The car on this page (Bullitt prototype) is one of about 70 vehicles  that were pulled from the Ford Design Studios several years ago and auctioned through Christies Auction House for charity. That 
same auction included the famed two seat Ford Mustang III and the Ford Indigo that Jay Leno eventually purchased. This car is Ford's only remaining Bullitt prototype (the original "mule") and 
is in complete working order. Please note the steering wheel that  did not make it into production nor the a one-of-a-kind hand molded hood which is made of a sheet material that is certainly not good for fuel efficiency since it weighs about 55 pounds by itself. 

PS After you've looked at the Bullitt Prototype photos, cursor down,  stay a while ,and read about THE CORNFIELD, the re-make of the Steve McQueen legend and his connection to the NEW Mustang.

NOW! CLICK HERE to watch 10:47 of the most famous car chase in movie history. Better than "Popeye" Doyle in The French Connection. You can skip the commercial in a few seconds BUT DON'T SKIP THE CHASE.

2000 Mustang Bullitt GT Coupe

Model Year History Overview:
Total 2000 Mustang “Bullitt” Production:  5,582     
GT model came in only three colors:

Dark Highland Green:  3,041
True Blue:  723
Black:    1,818
This Prototype Originally Sold To: Sam H Pack
Shipped to: Five Star Ford Carrollton, TX
This vehicle is a prototype concept car developed only to test market acceptance and media reaction at major auto shows. This vehicle is not “street legal”
MSRP Base Price (production models):  $26,320.00

This Prototype: Priceless

The Cornfield
Almost as an homage to the 1989 film Field Of Dreams, Ford Motor Company's Cornfield commercial for the introduction of the all new 2005 Mustang was an "If you build it HE will come" episode.  In it, a farmer builds a winding racetrack in the middle of his cornfield, which seems to be in the middle of nowhere.  Then, out of his traditional red barn comes the untraditional but distinctive sound of an over-reved, double overhead cam V/8 and the farmer is off.  Or is he?  Taking the new Pony to the starting line, the driver gets out of the car and looks for the mysterious to happen almost as Kevin Costner waited for "Shoeless" Joe Jackson to come play ball. Down the track a figure steps out of the deep corn lining the road and stands his ground in the middle of the track.  The shape takes on a more clear form as it narrows the distance between each other and then, for those of us who remember, there is the unmistakable Frank Bullitt. 

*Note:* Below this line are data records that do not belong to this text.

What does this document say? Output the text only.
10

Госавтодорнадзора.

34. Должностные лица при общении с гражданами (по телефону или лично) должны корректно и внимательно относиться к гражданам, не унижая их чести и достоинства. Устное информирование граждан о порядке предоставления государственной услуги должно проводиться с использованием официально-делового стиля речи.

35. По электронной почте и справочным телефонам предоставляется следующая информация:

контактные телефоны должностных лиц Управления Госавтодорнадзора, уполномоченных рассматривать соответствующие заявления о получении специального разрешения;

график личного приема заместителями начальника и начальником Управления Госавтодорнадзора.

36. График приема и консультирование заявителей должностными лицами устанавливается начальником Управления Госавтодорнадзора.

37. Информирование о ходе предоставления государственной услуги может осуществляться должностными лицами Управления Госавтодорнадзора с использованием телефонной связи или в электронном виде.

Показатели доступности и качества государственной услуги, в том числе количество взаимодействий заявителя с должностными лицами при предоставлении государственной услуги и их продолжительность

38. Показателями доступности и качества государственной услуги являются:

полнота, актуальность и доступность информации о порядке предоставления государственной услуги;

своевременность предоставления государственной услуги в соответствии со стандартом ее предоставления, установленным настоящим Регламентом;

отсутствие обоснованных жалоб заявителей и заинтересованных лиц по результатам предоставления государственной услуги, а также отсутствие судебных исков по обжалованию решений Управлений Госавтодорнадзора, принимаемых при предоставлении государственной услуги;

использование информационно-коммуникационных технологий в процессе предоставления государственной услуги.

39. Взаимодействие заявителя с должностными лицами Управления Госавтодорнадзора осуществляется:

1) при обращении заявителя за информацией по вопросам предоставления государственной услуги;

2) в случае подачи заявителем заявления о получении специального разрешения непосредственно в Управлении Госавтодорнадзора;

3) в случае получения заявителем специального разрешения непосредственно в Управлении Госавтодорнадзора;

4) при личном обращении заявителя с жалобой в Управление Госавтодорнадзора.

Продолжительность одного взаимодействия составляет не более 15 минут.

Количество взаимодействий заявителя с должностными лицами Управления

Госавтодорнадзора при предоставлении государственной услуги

With just a "McQueen type" snap of the wrist to indicate to the farmer that "I want the keys", Frank Bullitt comes to life doing what he does best...driving hard in a Mustang GT. The commercial, from advertising agency J. Walter Thompson and production company Believe Media, took more than 6 weeks of pre and post production computer work in addition to the over two-weeks of actual shooting.  The live shots were done in Chilliwack, British Columbia (about 60 miles east of Vancouver) on the 360 acre farm of David & Fran Vander Kooi.  (British Columbia is often used for film work due to its picturesque settings and the Canadian's favorable exchange rates). Cut from a 75 acre cornfield, the track was molded after famed Willow Springs International Raceway near Santa Clarita, CA.  So meticulous was the film crew that some ears of corn were hand picked to make each scene perfect.  Just as meticulous was the cleanup after filming and so-much-so that Ford Motor Company paid to have the track ripped up after filimg and for re-planting the field. While he wouldn't disclose how much money he received as compensation, Vander Kooi didn't deny that for two weeks, his little piece of Chilliwack might have been another field of dreams.